Biography
Born in Lyon, France, Cret was educated at that city's École des Beaux-Arts, then in Paris, where he studied at the Atelier of Jean-Louis Pascal. He came to the United States in 1903 to teach at the University of Pennsylvania. Although settled in America, he happened to be in France at the outbreak of World War I. He enlisted and remained in the French army for the duration, for which he was awarded the Croix de Guerre and made an officer in the Legion of Honor.
Cret's practice in America began in 1907. His first major commission, designed with Albert Kelsey, was the Pan-American Union Building (now Organization of American States) in Washington DC (1908–10), a breakthrough that led to many war memorials, civic buildings, court houses, and other solid, official structures.
His work through the 1920s was firmly in the Beaux-Arts tradition, but with the radically simplified classical form of the Folger Shakespeare Library (1929–32), he flexibly adopted and applied monumental classical traditions to modernist innovations. (Bertram Goodhue also falls in that category.) Some of Cret's work is remarkably streamlined and forward-thinking, and includes collaborations with sculptors such as Alfred Bottiau and Leon Hermant. In the late 1920s the architect was brought in as design consultant on Fellheimer and Wagner's magnificent Cincinnati Union Terminal (1929–33), the high-water mark of Art Deco style in the United States. He became an American citizen in 1927.

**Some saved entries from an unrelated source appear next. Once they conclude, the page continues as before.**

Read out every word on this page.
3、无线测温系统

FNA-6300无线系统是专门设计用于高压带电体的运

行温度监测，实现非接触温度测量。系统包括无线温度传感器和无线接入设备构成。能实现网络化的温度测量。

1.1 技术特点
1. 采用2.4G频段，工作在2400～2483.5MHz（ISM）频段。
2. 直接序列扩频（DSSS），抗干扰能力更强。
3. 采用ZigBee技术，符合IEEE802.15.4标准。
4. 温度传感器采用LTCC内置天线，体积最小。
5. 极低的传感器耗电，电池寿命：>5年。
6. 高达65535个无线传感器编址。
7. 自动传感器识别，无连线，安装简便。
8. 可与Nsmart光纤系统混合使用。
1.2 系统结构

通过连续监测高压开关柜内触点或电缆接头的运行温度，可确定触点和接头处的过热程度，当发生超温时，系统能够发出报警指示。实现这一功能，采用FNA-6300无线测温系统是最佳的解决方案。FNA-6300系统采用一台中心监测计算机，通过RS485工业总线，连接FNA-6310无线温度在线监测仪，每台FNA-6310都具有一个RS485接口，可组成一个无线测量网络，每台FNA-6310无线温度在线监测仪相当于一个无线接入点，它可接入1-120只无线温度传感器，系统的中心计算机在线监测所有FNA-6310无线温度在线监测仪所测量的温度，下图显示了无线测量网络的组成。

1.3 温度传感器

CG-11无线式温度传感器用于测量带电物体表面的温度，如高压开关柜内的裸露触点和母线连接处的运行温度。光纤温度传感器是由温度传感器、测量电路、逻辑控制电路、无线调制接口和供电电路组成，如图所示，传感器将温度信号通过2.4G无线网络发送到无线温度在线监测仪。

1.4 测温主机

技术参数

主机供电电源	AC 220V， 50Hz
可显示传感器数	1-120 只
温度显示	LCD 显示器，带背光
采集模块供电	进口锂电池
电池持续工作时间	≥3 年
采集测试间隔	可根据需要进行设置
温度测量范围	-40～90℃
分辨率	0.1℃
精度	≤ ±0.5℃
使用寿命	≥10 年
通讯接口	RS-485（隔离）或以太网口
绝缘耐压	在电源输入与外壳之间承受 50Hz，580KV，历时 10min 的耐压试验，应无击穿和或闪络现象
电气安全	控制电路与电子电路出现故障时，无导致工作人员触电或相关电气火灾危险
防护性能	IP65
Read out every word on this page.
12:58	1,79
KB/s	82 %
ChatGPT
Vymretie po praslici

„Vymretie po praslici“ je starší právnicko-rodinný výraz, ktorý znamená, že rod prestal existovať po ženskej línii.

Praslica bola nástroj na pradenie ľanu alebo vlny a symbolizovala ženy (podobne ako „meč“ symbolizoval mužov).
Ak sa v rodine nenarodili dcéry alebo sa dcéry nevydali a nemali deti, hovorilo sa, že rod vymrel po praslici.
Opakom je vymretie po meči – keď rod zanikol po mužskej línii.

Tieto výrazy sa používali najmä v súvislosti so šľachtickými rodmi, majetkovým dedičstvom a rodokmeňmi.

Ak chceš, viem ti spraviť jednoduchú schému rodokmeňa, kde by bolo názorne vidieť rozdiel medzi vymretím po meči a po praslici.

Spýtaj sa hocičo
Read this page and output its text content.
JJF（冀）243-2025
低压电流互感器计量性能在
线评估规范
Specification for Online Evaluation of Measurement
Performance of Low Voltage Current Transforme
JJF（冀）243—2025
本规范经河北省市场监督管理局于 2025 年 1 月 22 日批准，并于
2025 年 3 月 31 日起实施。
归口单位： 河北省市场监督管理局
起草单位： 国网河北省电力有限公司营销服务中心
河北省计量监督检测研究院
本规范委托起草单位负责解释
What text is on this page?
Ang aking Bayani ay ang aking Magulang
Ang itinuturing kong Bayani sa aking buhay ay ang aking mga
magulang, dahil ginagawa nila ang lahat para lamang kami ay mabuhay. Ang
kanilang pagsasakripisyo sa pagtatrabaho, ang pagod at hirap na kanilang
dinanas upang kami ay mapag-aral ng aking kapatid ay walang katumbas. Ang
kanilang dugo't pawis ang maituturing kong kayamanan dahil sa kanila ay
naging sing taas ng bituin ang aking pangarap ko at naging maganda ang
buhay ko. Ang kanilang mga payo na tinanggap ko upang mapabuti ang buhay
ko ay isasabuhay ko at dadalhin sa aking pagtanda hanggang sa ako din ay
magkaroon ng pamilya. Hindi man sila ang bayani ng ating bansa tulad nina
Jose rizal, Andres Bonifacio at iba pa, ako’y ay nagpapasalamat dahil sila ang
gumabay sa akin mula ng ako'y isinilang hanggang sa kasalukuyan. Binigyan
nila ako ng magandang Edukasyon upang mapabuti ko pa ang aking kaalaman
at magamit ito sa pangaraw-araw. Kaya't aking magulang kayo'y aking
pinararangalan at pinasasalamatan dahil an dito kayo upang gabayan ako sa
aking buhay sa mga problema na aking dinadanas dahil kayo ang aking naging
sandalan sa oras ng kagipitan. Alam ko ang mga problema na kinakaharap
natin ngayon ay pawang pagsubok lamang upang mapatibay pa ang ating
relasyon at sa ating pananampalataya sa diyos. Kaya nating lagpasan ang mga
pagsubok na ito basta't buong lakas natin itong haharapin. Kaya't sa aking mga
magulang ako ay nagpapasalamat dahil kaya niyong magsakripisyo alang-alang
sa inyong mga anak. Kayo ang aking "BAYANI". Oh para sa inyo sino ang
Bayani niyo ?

In 1931 the regents of The University of Texas at Austin commissioned Cret to design a master-plan for the campus, and build the Beaux-Art Main Building (1934–37), the university's signature tower. Cret would go on to collaborate on about twenty buildings on the campus.
Cret's contributions to the railroad industry also included the design of the side fluting on the Burlington's Pioneer Zephyr (debuted in 1934) and the Santa Fe's Super Chief (1936) passenger cars.
Cret won the Gold Medal of the American Institute of Architects in 1938. Ill health forced his resignation from teaching in 1937, and after years of inactivity he died in Philadelphia, Pennsylvania of heart disease.
Cret's work was displayed in the exhibit, From the Bastille to Broad Street: The Influence of France on Philadelphia Architecture, at the Athenaeum of Philadelphia in 2011. An exhibit of his train designs, All Aboard! Paul P. Cret's Train Designs, will be at the Athenaeum of Philadelphia July 5-August 24, 2012. With a collection of 17,000 drawings and more than 3,000 photographs, The Athenaeum of Philadelphia has the largest archive of Paul P. Cret materials.